The day after I posted my first article about the Celica, the timing chain stretched out. A stretched timing chain makes an engine that only dies at idle seem like a luxury. Now, the engine dies at random, without warning, and doesn’t start again for an indeterminable amount of time.
For most of the time that I’ve owned this gem, it had this cool feature where it wouldn’t start back up again after shutting down for about half an hour, give or take some time depending on the temperature, cloud cover, wind conditions, and humidity. I had to plan my trips accordingly. If I had to be somewhere in twenty minutes, and the temperature was 85ºF with moderate cloud cover, 35% humidity, and no wind, then I knew I would be exactly twenty-three minutes late.
It was all very charming and my friends/family all loved it, especially my girlfriend. But a stretched timing chain is a different animal. If I can’t tell when the engine will shut down, then my precise calculations are all for nothing, and if I have to be somewhere in twenty minutes, I could be there anywhere between on-time and sometime next week.
Nobody is that zen. This calls for drastic changes. I can rebuild the engine. I can buy another (very cheap) car and just not have a checking account anymore. I can cash out my meager 401(k) on a ticket to the Mongolian steppes and a yak, to live out the rest of my days in the nomadic tradition.
I didn’t expect to find myself at these crossroads so soon. The crazy part of my mind can’t help but wonder, what if I had never published that article? Would the engine still be ‘fine’? Would I have not incurred the wrath of the universe for trying to taking this first step out of the prison of an unambitious, risk-averse, salaried nine-to-five with a slow cortisol drip? Is one man’s prison another’s sky?
Robert Johnson, the legendary blues guitarist, is said to have met the devil at a crossroads one night. They say he sold his soul to the devil so he could play the guitar like no soul ever could.

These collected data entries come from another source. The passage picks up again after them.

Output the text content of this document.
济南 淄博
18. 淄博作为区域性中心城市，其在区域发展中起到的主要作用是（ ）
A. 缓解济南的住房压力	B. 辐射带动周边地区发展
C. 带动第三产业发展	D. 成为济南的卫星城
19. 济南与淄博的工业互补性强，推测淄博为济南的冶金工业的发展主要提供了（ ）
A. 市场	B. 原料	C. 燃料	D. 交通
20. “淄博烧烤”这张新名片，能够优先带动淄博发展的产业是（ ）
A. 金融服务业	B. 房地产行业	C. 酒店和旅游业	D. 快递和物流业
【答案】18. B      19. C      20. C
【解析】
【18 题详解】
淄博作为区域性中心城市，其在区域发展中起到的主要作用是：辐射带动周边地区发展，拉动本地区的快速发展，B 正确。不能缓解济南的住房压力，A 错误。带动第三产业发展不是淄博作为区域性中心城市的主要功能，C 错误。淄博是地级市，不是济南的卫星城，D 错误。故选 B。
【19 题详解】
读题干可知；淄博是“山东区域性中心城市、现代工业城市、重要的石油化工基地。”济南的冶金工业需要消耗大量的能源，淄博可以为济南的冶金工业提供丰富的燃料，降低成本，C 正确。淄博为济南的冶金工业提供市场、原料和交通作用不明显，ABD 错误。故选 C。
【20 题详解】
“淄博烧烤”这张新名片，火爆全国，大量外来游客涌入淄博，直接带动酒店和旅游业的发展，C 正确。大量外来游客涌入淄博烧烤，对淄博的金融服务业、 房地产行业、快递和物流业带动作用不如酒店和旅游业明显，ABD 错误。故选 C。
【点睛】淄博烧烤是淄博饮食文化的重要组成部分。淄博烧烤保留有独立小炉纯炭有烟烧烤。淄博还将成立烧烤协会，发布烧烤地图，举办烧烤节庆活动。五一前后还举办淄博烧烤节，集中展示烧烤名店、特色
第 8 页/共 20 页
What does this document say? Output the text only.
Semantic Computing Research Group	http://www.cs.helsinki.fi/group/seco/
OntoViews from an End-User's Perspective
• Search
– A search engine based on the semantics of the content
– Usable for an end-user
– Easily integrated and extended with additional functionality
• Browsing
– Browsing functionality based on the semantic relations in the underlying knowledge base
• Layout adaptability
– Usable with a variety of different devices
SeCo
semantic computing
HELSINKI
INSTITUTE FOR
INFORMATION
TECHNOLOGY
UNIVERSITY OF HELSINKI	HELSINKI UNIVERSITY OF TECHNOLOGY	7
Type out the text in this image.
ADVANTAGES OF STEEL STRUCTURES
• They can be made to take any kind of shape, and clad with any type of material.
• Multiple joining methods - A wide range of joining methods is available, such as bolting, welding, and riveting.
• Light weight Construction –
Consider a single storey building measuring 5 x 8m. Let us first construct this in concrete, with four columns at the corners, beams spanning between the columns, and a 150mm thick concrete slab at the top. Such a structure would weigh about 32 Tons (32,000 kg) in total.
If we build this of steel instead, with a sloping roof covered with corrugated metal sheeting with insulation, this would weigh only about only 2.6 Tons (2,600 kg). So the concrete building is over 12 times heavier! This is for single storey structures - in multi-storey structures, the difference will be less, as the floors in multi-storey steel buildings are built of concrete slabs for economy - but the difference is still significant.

Four years ago, I had a what they call a ‘major psychotic break.’ I tried to kill myself in a ditch on the side of the road in the California desert somewhere near the border of Mexico. I didn’t meet the devil. I ended up threatened at gunpoint and pinned with a six-figure helicopter bill. Let’s not talk about it. I don’t have any magical talents to show for it, just scars, guilt, and shame.
What do those two stories have to do with each other? I don’t know. It’s a stretch. It’s more of a stretch than my goddamn timing chain.